A Revolução de Capim
Há cerca de uma década suicidou-se Mohamed Bouazizi, vendedor ambulante tunisino desesperado com o saque que os fiscais estatais lhe faziam. Foi um inesperado rastilho de um gigantesco movimento internacional, encetado por uma ampla movimentação das juventudes e que conduziu à queda na África do Norte de uma série de regimes ditatoriais, alguns com décadas de vigência. Foi a dita "Primavera Árabe" tantas vezes dita "Revolução de Jasmim".
Em Moçambique alguns auguravam que esses movimentos populares irradiariam para Sul.

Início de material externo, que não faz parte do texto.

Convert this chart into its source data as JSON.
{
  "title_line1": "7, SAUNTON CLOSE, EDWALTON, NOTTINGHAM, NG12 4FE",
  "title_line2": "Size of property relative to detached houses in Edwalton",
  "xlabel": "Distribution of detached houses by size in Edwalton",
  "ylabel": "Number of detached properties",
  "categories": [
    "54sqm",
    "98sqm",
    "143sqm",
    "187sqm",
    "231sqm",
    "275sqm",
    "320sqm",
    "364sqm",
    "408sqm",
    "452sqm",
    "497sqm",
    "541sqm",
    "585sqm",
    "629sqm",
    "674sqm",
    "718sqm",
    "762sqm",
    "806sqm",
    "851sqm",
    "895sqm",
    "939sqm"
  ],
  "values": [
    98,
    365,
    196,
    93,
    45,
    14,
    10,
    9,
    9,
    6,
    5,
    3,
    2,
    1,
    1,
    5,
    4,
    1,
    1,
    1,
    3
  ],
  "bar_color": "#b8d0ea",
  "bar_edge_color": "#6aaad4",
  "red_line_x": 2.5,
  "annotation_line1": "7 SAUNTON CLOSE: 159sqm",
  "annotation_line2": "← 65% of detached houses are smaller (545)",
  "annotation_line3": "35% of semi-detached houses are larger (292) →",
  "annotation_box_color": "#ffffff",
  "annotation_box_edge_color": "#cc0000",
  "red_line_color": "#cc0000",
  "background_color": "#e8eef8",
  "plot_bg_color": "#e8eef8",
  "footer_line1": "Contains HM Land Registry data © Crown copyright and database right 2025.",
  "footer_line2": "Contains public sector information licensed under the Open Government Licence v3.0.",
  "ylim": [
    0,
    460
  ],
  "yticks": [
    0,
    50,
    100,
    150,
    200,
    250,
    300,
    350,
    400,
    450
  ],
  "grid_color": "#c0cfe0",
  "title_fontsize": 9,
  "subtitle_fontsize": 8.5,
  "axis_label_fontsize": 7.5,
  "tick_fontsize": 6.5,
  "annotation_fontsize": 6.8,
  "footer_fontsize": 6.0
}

Visão que eu, avesso a revoluções populares - lobas europeias e leoas africanas que devoram as suas crias -, rilhava como algo escatológica e que resumia, glosando o célebre ditado africano, como anseio de uma "Revolução do Capim", este sempre esmagado quando lutam os elefantes.
Mas também eu desejei que aquele imenso momento fosse alerta dos poderes fácticos, no país e noutros vizinhos, assim motor de uma crescente democratização - e esta é, por definição, redistributiva. Avessa a monopólios de poder político e económico.

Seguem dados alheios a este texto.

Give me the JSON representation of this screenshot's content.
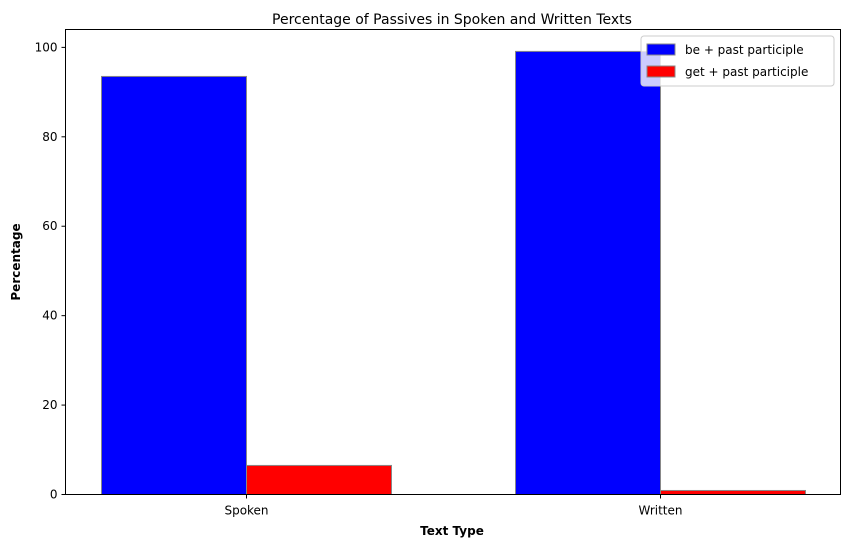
{
  "chart_data": {
    "type": "bar",
    "title": "Percentage of Passives in Spoken and Written Texts",
    "xlabel": "Text Type",
    "ylabel": "Percentage",
    "categories": [
      "Spoken",
      "Written"
    ],
    "series": [
      {
        "name": "be + past participle",
        "values": [
          93.5,
          99.1
        ],
        "color": "#0000ff"
      },
      {
        "name": "get + past participle",
        "values": [
          6.5,
          0.9
        ],
        "color": "#ff0000"
      }
    ],
    "ylim": [
      0,
      104
    ],
    "yticks": [
      0,
      20,
      40,
      60,
      80,
      100
    ],
    "grid": false,
    "legend_position": "top-right",
    "bar_edge_color": "#888888"
  }
}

Hoje em Maputo, ali ao Alto Maé, em torno da estátua do fundacional Eduardo Chivambo Mondlane, uma previamente autorizada marcha pacífica de jovens admiradores do recém-morto músico Azagaia foi recebida pela repressão policial - dispersada através de gás lacrimógeneo, com prisões, espancamentos e feridos.
Actuar assim na própria capital, desde sempre um reduto do partido governamental ainda por cima, não é nada típico, julgo que será inédito. Via "redes sociais" e comunicação social digital vejo dezenas de filmes e fotografias do que acontece - pois já não é época de esconder estes actos, face ao "ciberactivismo" ou cibercidadania vigente.
E fico transido com esta boçalidade poderosa - não lhes passa pela cabeça a hipótese da tal "Primavera de Capim"? Mesmo que desprezem as oposições, as juventudes nacionais, não aprendem nada com a História? Ainda por cima esta tão recente?